ARPA expands the original EFMLEA by adding all EPSLA qualifying reasons. In other words, employees can now qualify for EFMLEA paid leave for the same reasons they would qualify for EPSLA paid leave. In addition, ARPA eliminated the requirement that the first two weeks of the twelve weeks be unpaid and increased the maximum amount of pay from $10,000 to $12,000 in aggregate.

Employers are not required to provide any additional EFMLEA paid time off in 2021. However, if they do the tax credits are now available until September 30, 2021. It appears that employers do not need to provide the paid leave until September 30, 2021 and can provide any additional time as they deem appropriate.

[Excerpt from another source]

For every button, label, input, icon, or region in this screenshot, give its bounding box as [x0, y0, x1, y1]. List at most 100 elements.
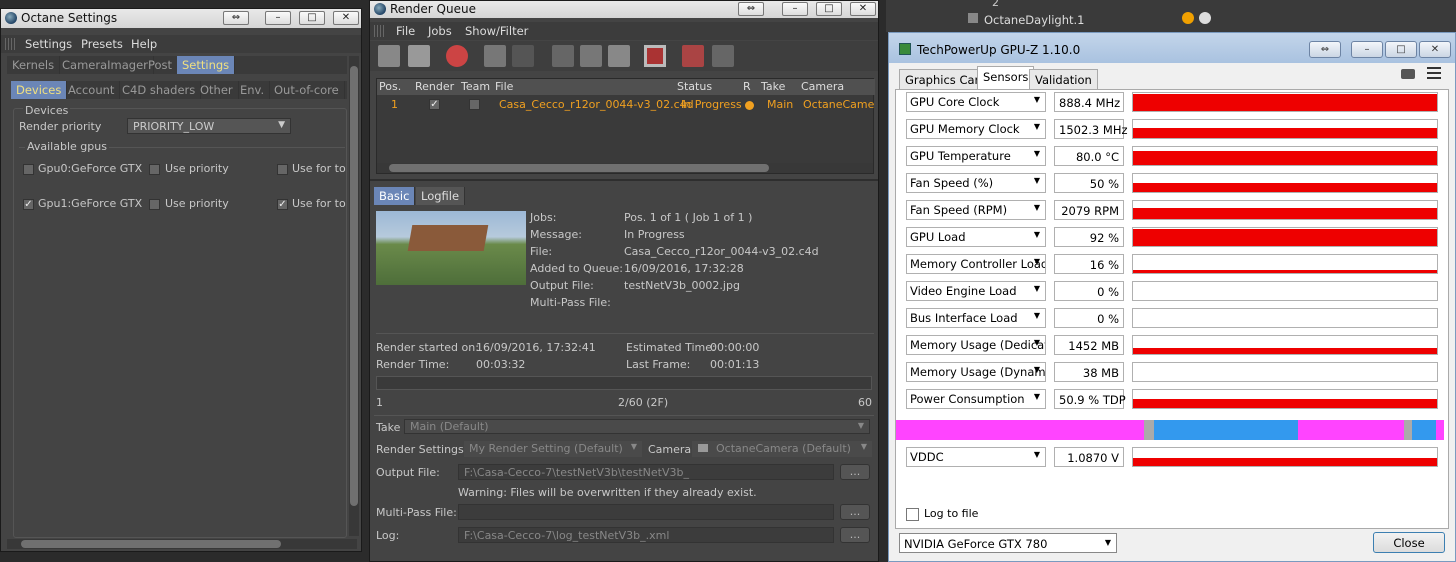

Tax credits available to employers that provide the leave will be taken against employer Medicare payroll taxes. The ARPA indicates that the tax credits are not available to certain governmental employers, including the “government of the United States or to any agency or instrumentality thereof” but does not specifically state if they are available for state and local governments.

Key Takeaway

The American Rescue Plan Act is mostly focused on financial relief for individuals, employers and units of government. We anticipate multiple federal agencies to develop further interpretative rules and implementation processes to clarify this new law. We will provide pertinent information as updates are made available.